Между тем в более теплые дни, когда температура поднималась выше нуля, Пэм выносила Цыпу на заднее крыльцо, но там петух лишь дрожал от холода на пронизывающем ветру, а вокруг не находилось ничего заслуживающего птичьего внимания. Спрыгивать с веранды на снег он решительно отказывался, а потому все время проводил у самой двери, вглядываясь внутрь дома и колотя клювом в стекло.
Живя в подвале, он выработал новые привычки. Сначала взбирался по ступенькам на самый верх. Оказавшись там, не клевал дверь, не скребся и не кукарекал, а просто прижимался к двери и засыпал под звуки домашней суеты, участвовать в которой не имел возможности. И в прямом, и в переносном смысле там он был ближе всего к своим «наседкам». Пэм стала класть для него у двери одеяло, а девочки нередко открывали дверь и говорили ему ласковые слова.
Насколько я мог разобраться, таким образом Цыпа старался не расставаться с единственной семьей, какая у него была. И трудно было бы не заметить, как ценила его старания эта семья. Но всякий раз, когда я уже готов был допустить, что, возможно – всего лишь возможно! – он не такое уж дурное и злобное существо, Цыпа испускал душераздирающий вопль в разгар финального матча с участием «Пэтриотс» или во время важного разговора по телефону относительно моей колонки в газете, а иной раз просто тогда, когда я пытался поспать еще минут десять перед тем, как начнется очередной трудовой день.
На февральские каникулы погода стала совсем невыносимой. Мы с Пэм решили из принципа никуда не увозить девочек. Да, из принципа, но еще и потому, что авиакомпании и отели на эти каникулярные недели взвинтили цены буквально до небес. Так что мы остались дома, вместе с птицей, вопившей в подвале. Девочки постоянно ссорились, двор покрылся ледяной коркой, от ветра дрожали и звенели оконные стекла, а по телевидению шли бесконечные повторы старых передач. Возможно, решение остаться было моей самой большой ошибкой с тех пор, как в 2009 году я вложил деньги в акции «Дженерал моторс», рассудив, что уж эта компания никак не может обанкротиться.
Не знаю, сколько семейных ссор начиналось словами «Я больше не могу этого выносить», однако добавьте в список и мой случай.
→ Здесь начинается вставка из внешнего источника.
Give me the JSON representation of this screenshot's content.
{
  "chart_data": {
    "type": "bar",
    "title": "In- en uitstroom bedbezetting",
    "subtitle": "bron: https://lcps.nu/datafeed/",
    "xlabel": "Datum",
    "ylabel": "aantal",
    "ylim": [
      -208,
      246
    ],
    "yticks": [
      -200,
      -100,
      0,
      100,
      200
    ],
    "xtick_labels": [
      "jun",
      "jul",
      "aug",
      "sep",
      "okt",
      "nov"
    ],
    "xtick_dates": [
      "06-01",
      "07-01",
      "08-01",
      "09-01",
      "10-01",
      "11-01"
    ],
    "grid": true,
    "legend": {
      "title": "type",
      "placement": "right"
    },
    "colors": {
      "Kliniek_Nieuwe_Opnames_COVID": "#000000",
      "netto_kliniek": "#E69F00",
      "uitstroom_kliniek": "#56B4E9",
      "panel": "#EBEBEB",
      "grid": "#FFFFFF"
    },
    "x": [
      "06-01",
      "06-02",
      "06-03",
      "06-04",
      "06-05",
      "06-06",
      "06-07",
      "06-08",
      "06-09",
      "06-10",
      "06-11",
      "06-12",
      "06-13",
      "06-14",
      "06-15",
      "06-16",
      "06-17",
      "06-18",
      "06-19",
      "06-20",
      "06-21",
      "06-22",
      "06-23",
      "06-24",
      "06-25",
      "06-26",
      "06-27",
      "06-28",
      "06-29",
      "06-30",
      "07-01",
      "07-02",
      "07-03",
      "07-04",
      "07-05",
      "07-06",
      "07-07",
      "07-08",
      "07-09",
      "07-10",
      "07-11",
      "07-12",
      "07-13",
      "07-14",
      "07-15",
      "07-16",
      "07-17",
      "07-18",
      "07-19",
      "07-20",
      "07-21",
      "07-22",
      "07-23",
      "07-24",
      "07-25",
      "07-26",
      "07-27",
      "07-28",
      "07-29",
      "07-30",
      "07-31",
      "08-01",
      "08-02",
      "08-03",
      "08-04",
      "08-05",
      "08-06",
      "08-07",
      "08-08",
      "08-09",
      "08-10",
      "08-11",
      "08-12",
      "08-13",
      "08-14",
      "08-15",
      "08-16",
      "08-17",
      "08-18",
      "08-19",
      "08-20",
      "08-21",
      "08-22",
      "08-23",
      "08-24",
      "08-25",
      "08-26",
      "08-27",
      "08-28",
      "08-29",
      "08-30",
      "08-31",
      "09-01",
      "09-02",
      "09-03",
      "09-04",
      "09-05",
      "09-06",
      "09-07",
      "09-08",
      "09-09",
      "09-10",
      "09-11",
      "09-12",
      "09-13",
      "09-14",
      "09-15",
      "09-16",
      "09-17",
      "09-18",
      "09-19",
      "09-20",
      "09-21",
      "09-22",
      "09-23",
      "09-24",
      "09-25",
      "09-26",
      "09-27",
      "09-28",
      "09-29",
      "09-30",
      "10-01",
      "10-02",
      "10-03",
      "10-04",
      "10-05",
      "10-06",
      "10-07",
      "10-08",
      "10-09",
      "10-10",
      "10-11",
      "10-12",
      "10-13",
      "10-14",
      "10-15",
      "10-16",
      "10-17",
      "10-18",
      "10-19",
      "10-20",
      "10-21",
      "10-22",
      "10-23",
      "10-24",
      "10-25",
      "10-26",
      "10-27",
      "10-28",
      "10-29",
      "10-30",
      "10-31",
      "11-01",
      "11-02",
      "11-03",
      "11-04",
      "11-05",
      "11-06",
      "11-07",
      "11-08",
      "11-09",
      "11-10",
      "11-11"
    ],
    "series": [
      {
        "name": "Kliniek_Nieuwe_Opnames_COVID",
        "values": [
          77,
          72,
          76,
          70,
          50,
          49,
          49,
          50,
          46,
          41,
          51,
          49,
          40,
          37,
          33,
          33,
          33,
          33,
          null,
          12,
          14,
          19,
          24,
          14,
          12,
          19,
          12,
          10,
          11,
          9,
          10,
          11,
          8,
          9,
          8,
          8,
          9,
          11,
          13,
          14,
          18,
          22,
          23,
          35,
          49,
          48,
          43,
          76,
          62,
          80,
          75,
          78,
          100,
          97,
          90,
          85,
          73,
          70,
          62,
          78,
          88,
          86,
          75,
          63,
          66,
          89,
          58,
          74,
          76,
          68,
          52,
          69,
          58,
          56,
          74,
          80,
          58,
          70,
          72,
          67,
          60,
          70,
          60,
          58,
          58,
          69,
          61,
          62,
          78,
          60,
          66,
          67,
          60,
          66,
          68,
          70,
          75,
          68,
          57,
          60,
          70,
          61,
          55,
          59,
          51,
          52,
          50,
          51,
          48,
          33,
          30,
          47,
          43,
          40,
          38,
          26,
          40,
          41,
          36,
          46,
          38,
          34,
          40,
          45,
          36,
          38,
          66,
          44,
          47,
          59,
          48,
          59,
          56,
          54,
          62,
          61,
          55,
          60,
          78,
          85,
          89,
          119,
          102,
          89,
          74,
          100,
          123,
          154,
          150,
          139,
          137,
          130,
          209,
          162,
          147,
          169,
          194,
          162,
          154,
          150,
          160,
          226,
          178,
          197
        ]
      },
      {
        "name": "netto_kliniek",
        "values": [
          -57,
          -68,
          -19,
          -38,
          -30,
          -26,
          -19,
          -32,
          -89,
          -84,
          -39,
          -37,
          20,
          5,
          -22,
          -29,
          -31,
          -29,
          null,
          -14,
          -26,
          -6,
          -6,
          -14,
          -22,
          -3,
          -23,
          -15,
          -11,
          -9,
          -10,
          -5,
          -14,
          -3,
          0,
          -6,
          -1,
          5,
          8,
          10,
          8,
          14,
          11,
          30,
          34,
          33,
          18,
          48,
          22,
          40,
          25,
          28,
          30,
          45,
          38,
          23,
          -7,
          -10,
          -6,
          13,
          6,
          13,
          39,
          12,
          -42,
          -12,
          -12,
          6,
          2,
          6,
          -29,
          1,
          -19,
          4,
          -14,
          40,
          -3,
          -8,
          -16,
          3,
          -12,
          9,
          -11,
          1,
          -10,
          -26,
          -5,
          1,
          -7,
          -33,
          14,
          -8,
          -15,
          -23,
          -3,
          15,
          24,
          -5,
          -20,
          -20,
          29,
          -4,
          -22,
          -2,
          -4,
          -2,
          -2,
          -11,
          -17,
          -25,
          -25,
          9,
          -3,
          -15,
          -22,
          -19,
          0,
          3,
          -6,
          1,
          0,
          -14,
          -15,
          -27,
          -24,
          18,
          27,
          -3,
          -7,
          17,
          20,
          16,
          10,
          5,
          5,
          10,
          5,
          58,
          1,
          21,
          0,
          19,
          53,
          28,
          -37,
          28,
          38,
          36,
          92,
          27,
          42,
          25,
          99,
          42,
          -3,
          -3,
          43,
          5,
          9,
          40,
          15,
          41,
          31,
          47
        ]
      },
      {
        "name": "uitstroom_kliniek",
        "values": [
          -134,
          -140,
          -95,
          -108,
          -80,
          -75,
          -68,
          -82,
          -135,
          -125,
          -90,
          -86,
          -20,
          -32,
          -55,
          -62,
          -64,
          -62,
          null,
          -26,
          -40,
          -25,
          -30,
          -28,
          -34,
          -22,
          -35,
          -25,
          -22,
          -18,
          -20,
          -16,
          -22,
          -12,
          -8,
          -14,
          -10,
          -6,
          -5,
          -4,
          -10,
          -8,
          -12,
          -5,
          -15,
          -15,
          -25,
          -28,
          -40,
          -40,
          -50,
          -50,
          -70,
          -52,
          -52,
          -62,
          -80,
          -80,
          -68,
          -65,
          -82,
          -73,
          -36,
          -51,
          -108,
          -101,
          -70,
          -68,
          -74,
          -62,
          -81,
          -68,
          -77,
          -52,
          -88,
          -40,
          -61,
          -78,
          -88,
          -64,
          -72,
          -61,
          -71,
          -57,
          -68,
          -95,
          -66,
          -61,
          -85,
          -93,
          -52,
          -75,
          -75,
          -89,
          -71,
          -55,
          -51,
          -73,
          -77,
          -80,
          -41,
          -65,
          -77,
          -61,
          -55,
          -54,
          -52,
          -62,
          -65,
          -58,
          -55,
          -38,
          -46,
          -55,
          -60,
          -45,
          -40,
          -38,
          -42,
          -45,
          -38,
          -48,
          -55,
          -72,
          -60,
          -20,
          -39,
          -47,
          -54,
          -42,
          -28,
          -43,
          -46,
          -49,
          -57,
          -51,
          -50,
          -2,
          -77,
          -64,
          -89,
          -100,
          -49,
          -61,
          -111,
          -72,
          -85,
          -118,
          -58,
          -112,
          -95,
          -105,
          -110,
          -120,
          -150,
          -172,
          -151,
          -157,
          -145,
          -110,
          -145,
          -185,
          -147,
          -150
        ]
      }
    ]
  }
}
Дети, в целом очень даже хорошие, стали без конца хныкать, что вообще-то на них не похоже. Они не могли бывать в гостях у подружек или приглашать их к себе, поскольку все подружки, как и друзья, жившие в этом городке, сейчас либо загорали на пляже в тропиках, либо развлекались на лыжных курортах за границей. А петух все кукарекал, и за окном шел противный дождь со снегом. Я заявил Пэм, что хочу проехаться – в Бостон, где и проведу весь день до вечера. Она поняла меня, хотя и не поддержала.